Si dice che l’esplosione del 4 agosto sia per il Libano un 11 settembre. No, è qualcosa di molto peggio.
Impazzano i tentativi di spiegare come sia accaduta la catastrofe: incidente o attentato? E se attentato, bomba o missile? E chi mai l’avrebbe perpetrato?
Tra i miei amici libanesi nessuno crede alla fatalità, tutti sono sicuri che si sia trattato di un attentato. In un Paese già spappolato dall’antagonismo politico, religioso e sociale, da decenni al centro delle trame più oscure, il complottismo la fa da padrone.
I miei amici, siano essi cristiani o musulmani, sunniti o shiiti, sono tutti certi che dietro a questo attentato ci sia la mano di Israele. Prove non ce ne sono e, come spesso accade in Libano, mai saranno trovate. I miei amici usano la logica: chi poteva avere interesse a far saltare i fragilissimi equilibri sociali, politici e istituzionali libanesi? Chi altri se non Israele poteva avere interesse a destabilizzare in modo letale un Paese che, data la centralità di Hezbollah, si posiziona su una linea geopolitica anti-israeliana?
C’è, al di là di ogni congettura, dell’inevitabile in quanto accaduto: non poteva essere che il Libano non sarebbe stato prima o poi travolto dall’ecatombe della madrepatria, la Siria storica — ne venne staccato infatti, dopo millenni di comunanza, per scellerata decisione dei colonialisti francesi.
L’albero si riconosce dai frutti o, per dirla col razionalismo occidentale, dall’effetto si risale necessariamente alla sua causa. E sull’effetto non ci possono essere dubbi: davvero, adesso, “nulla in Libano sarà come prima”.
La catastrofica esplosione avvenuta al porto di Beirut — 154 morti, 5mila feriti (ed è una stima ancora provvisoria), i quartieri di Beirut in prossimità del porto devastati, 300mila cittadini senza casa. Il sindaco della città ha calcolato che i danni si aggirano attorno ai 15miliardi di dollari, più di un quinto del Pil annuale di tutto il Paese — getta nell’abisso un Paese che era già in ginocchio.
Per immaginare le conseguenze della catastrofica esplosione avvenuta nel porto di Beirut serve infatti riportare una frase che circolava sulla bocca di tanti libanesi prima del 4 agosto: “Non può andare peggio di così”. Invece al peggio non c’è limite.

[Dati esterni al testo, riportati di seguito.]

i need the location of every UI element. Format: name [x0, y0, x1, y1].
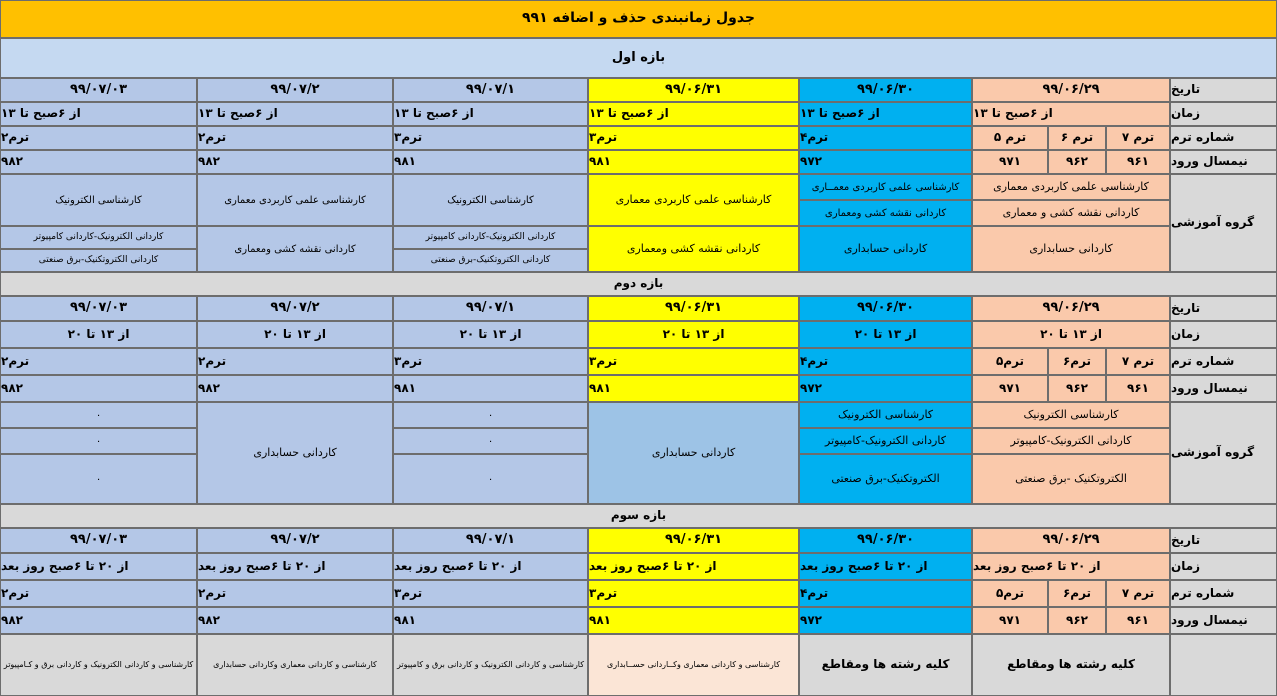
date-cell: ۹۹/۰۶/۳۰	[799, 296, 972, 321]
entry-cell: ۹۸۱	[393, 607, 588, 634]
date-cell: ۹۹/۰۶/۳۰	[799, 528, 972, 553]
date-cell: ۹۹/۰۷/۰۳	[0, 528, 197, 553]
term-cell: ترم ۵	[972, 126, 1048, 150]
entry-cell: ۹۸۱	[393, 375, 588, 402]
time-cell: از ۶صبح تا ۱۳	[0, 102, 197, 126]
period-2-header: بازه دوم	[0, 272, 1277, 296]
group-cell: الکتروتکنیک-برق صنعتی	[799, 454, 972, 504]
term-cell: ترم۴	[799, 126, 972, 150]
entry-cell: ۹۸۲	[197, 150, 393, 174]
entry-cell: ۹۶۲	[1048, 375, 1106, 402]
group-cell: کاردانی نقشه کشی ومعماری	[588, 226, 799, 272]
group-cell: کاردانی نقشه کشی ومعماری	[799, 200, 972, 226]
time-cell: از ۶صبح تا ۱۳	[799, 102, 972, 126]
group-cell: کارشناسی و کاردانی معماری وکــاردانی حســابداری	[588, 634, 799, 696]
group-cell: کارشناسی الکترونیک	[393, 174, 588, 226]
group-cell: کارشناسی علمی کاربردی معماری	[972, 174, 1170, 200]
term-cell: ترم۶	[1048, 348, 1106, 375]
label-time: زمان	[1170, 321, 1277, 348]
term-cell: ترم۳	[588, 580, 799, 607]
term-cell: ترم۲	[197, 126, 393, 150]
time-cell: از ۱۳ تا ۲۰	[0, 321, 197, 348]
group-cell: کاردانی حسابداری	[972, 226, 1170, 272]
group-cell: کارشناسی علمی کاربردی معماری	[197, 174, 393, 226]
time-cell: از ۲۰ تا ۶صبح روز بعد	[972, 553, 1170, 580]
page-title: جدول زمانبندی حذف و اضافه ۹۹۱	[0, 0, 1277, 38]
date-cell: ۹۹/۰۷/۲	[197, 78, 393, 102]
date-cell: ۹۹/۰۶/۳۰	[799, 78, 972, 102]
term-cell: ترم ۶	[1048, 126, 1106, 150]
term-cell: ترم۳	[588, 348, 799, 375]
entry-cell: ۹۶۱	[1106, 150, 1170, 174]
time-cell: از ۱۳ تا ۲۰	[197, 321, 393, 348]
time-cell: از ۱۳ تا ۲۰	[799, 321, 972, 348]
group-cell: کارشناسی الکترونیک	[972, 402, 1170, 428]
term-cell: ترم۴	[799, 580, 972, 607]
term-cell: ترم۳	[393, 348, 588, 375]
time-cell: از ۲۰ تا ۶صبح روز بعد	[393, 553, 588, 580]
group-cell: ۰	[0, 402, 197, 428]
term-cell: ترم۲	[0, 580, 197, 607]
group-cell: کاردانی حسابداری	[588, 402, 799, 504]
entry-cell: ۹۸۱	[588, 375, 799, 402]
entry-cell: ۹۶۱	[1106, 607, 1170, 634]
entry-cell: ۹۸۱	[393, 150, 588, 174]
term-cell: ترم۵	[972, 348, 1048, 375]
date-cell: ۹۹/۰۶/۳۱	[588, 78, 799, 102]
period-3-header: بازه سوم	[0, 504, 1277, 528]
label-time: زمان	[1170, 102, 1277, 126]
date-cell: ۹۹/۰۷/۲	[197, 296, 393, 321]
term-cell: ترم ۷	[1106, 580, 1170, 607]
group-cell: ۰	[393, 402, 588, 428]
date-cell: ۹۹/۰۶/۳۱	[588, 296, 799, 321]
label-group-empty	[1170, 634, 1277, 696]
label-term: شماره ترم	[1170, 126, 1277, 150]
term-cell: ترم ۷	[1106, 348, 1170, 375]
entry-cell: ۹۸۲	[0, 607, 197, 634]
entry-cell: ۹۸۲	[0, 150, 197, 174]
time-cell: از ۶صبح تا ۱۳	[393, 102, 588, 126]
term-cell: ترم ۷	[1106, 126, 1170, 150]
group-cell: کاردانی حسابداری	[799, 226, 972, 272]
date-cell: ۹۹/۰۷/۰۳	[0, 78, 197, 102]
entry-cell: ۹۸۱	[588, 607, 799, 634]
group-cell: کاردانی نقشه کشی و معماری	[972, 200, 1170, 226]
entry-cell: ۹۶۲	[1048, 607, 1106, 634]
date-cell: ۹۹/۰۶/۲۹	[972, 296, 1170, 321]
entry-cell: ۹۸۱	[588, 150, 799, 174]
group-cell: کارشناسی و کاردانی معماری وکاردانی حسابداری	[197, 634, 393, 696]
entry-cell: ۹۷۱	[972, 607, 1048, 634]
group-cell: کارشناسی الکترونیک	[0, 174, 197, 226]
date-cell: ۹۹/۰۷/۲	[197, 528, 393, 553]
group-cell: کاردانی حسابداری	[197, 402, 393, 504]
date-cell: ۹۹/۰۶/۲۹	[972, 528, 1170, 553]
time-cell: از ۲۰ تا ۶صبح روز بعد	[0, 553, 197, 580]
label-group: گروه آموزشی	[1170, 174, 1277, 272]
term-cell: ترم۲	[197, 348, 393, 375]
term-cell: ترم۳	[393, 126, 588, 150]
group-cell: ۰	[0, 454, 197, 504]
label-entry: نیمسال ورود	[1170, 375, 1277, 402]
label-entry: نیمسال ورود	[1170, 150, 1277, 174]
time-cell: از ۲۰ تا ۶صبح روز بعد	[197, 553, 393, 580]
period-1-header: بازه اول	[0, 38, 1277, 78]
term-cell: ترم۶	[1048, 580, 1106, 607]
label-term: شماره ترم	[1170, 580, 1277, 607]
entry-cell: ۹۷۲	[799, 150, 972, 174]
group-cell: کاردانی الکتروتکنیک-برق صنعتی	[393, 249, 588, 272]
group-cell: کلیه رشته ها ومقاطع	[799, 634, 972, 696]
group-cell: کاردانی الکترونیک-کامپیوتر	[799, 428, 972, 454]
group-cell: کارشناسی و کاردانی الکترونیک و کاردانی برق و کامپیوتر	[393, 634, 588, 696]
term-cell: ترم۲	[0, 348, 197, 375]
entry-cell: ۹۷۱	[972, 150, 1048, 174]
group-cell: الکتروتکنیک -برق صنعتی	[972, 454, 1170, 504]
time-cell: از ۲۰ تا ۶صبح روز بعد	[799, 553, 972, 580]
term-cell: ترم۳	[588, 126, 799, 150]
label-date: تاریخ	[1170, 528, 1277, 553]
entry-cell: ۹۸۲	[197, 375, 393, 402]
group-cell: کاردانی الکترونیک-کامپیوتر	[972, 428, 1170, 454]
group-cell: کاردانی الکتروتکنیک-برق صنعتی	[0, 249, 197, 272]
entry-cell: ۹۸۲	[0, 375, 197, 402]
group-cell: ۰	[0, 428, 197, 454]
term-cell: ترم۲	[0, 126, 197, 150]
term-cell: ترم۴	[799, 348, 972, 375]
group-cell: کارشناسی و کاردانی الکترونیک و کاردانی برق و کـامپیوتر	[0, 634, 197, 696]
time-cell: از ۱۳ تا ۲۰	[393, 321, 588, 348]
label-date: تاریخ	[1170, 296, 1277, 321]
label-time: زمان	[1170, 553, 1277, 580]
group-cell: کارشناسی علمی کاربردی معمــاری	[799, 174, 972, 200]
group-cell: کارشناسی الکترونیک	[799, 402, 972, 428]
group-cell: کاردانی نقشه کشی ومعماری	[197, 226, 393, 272]
term-cell: ترم۵	[972, 580, 1048, 607]
group-cell: ۰	[393, 454, 588, 504]
time-cell: از ۶صبح تا ۱۳	[197, 102, 393, 126]
label-date: تاریخ	[1170, 78, 1277, 102]
entry-cell: ۹۶۱	[1106, 375, 1170, 402]
entry-cell: ۹۷۲	[799, 375, 972, 402]
date-cell: ۹۹/۰۷/۱	[393, 78, 588, 102]
label-term: شماره ترم	[1170, 348, 1277, 375]
time-cell: از ۱۳ تا ۲۰	[972, 321, 1170, 348]
date-cell: ۹۹/۰۶/۲۹	[972, 78, 1170, 102]
group-cell: کلیه رشته ها ومقاطع	[972, 634, 1170, 696]
entry-cell: ۹۶۲	[1048, 150, 1106, 174]
date-cell: ۹۹/۰۷/۰۳	[0, 296, 197, 321]
term-cell: ترم۳	[393, 580, 588, 607]
label-group: گروه آموزشی	[1170, 402, 1277, 504]
group-cell: کاردانی الکترونیک-کاردانی کامپیوتر	[0, 226, 197, 249]
group-cell: ۰	[393, 428, 588, 454]
date-cell: ۹۹/۰۶/۳۱	[588, 528, 799, 553]
time-cell: از ۲۰ تا ۶صبح روز بعد	[588, 553, 799, 580]
time-cell: از ۶صبح تا ۱۳	[972, 102, 1170, 126]
label-entry: نیمسال ورود	[1170, 607, 1277, 634]
time-cell: از ۱۳ تا ۲۰	[588, 321, 799, 348]
group-cell: کاردانی الکترونیک-کاردانی کامپیوتر	[393, 226, 588, 249]
date-cell: ۹۹/۰۷/۱	[393, 528, 588, 553]
entry-cell: ۹۸۲	[197, 607, 393, 634]
date-cell: ۹۹/۰۷/۱	[393, 296, 588, 321]
group-cell: کارشناسی علمی کاربردی معماری	[588, 174, 799, 226]
entry-cell: ۹۷۲	[799, 607, 972, 634]
entry-cell: ۹۷۱	[972, 375, 1048, 402]
time-cell: از ۶صبح تا ۱۳	[588, 102, 799, 126]
term-cell: ترم۲	[197, 580, 393, 607]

Il Libano era già ferito a morte dal combinato disposto dell’impatto della guerra in Siria (tanto per farsi un’idea il Libano ospita in condizioni subumane circa 1,5 milioni di rifugiati siriani, un quarto dell’intera popolazione), e della gravissima recessione economica. Già prima del Covid, finita la fase delle vacche grasse, il Pil era crollato l’anno scorso del 4%) aveva già messo in ginocchio il Paese. Il risultato è stato un impoverimento generale della popolazione, in una misura si registrò solo ai tempi della guerra civile (1975-1990). Di qui le massicce proteste popolari dell’autunno e dell’inverno scorso fermate solo dal sopraggiungere della pandemia. L’arrivo della pandemia ha letteralmente fatto crollare l’economia, di qui il default sul debito in scadenza dichiarato dal governo (il primo della storia libanese) nel maggio scorso.
Il Libano entra ora in una fase altamente critica. L’instabilità potrebbe diventare caos. Il caos sfociare in una guerra civile. Il Paese potrebbe diventare, come la madrepatria siriana, terreno di una guerra per procura di dimensione regionale e forse globale.
Lo avevamo detto: la guerra civile in Siria era solo l’inizio di una mediorientale “guerra dei trent’anni”, dalla quale sorgeranno una nuova configurazione geopolitica e nuovi equilibri e assetti tra potenze. Giocoforza dal Libano si doveva passare. Non fosse perché è la più pericolosa spina nel fianco per Israele.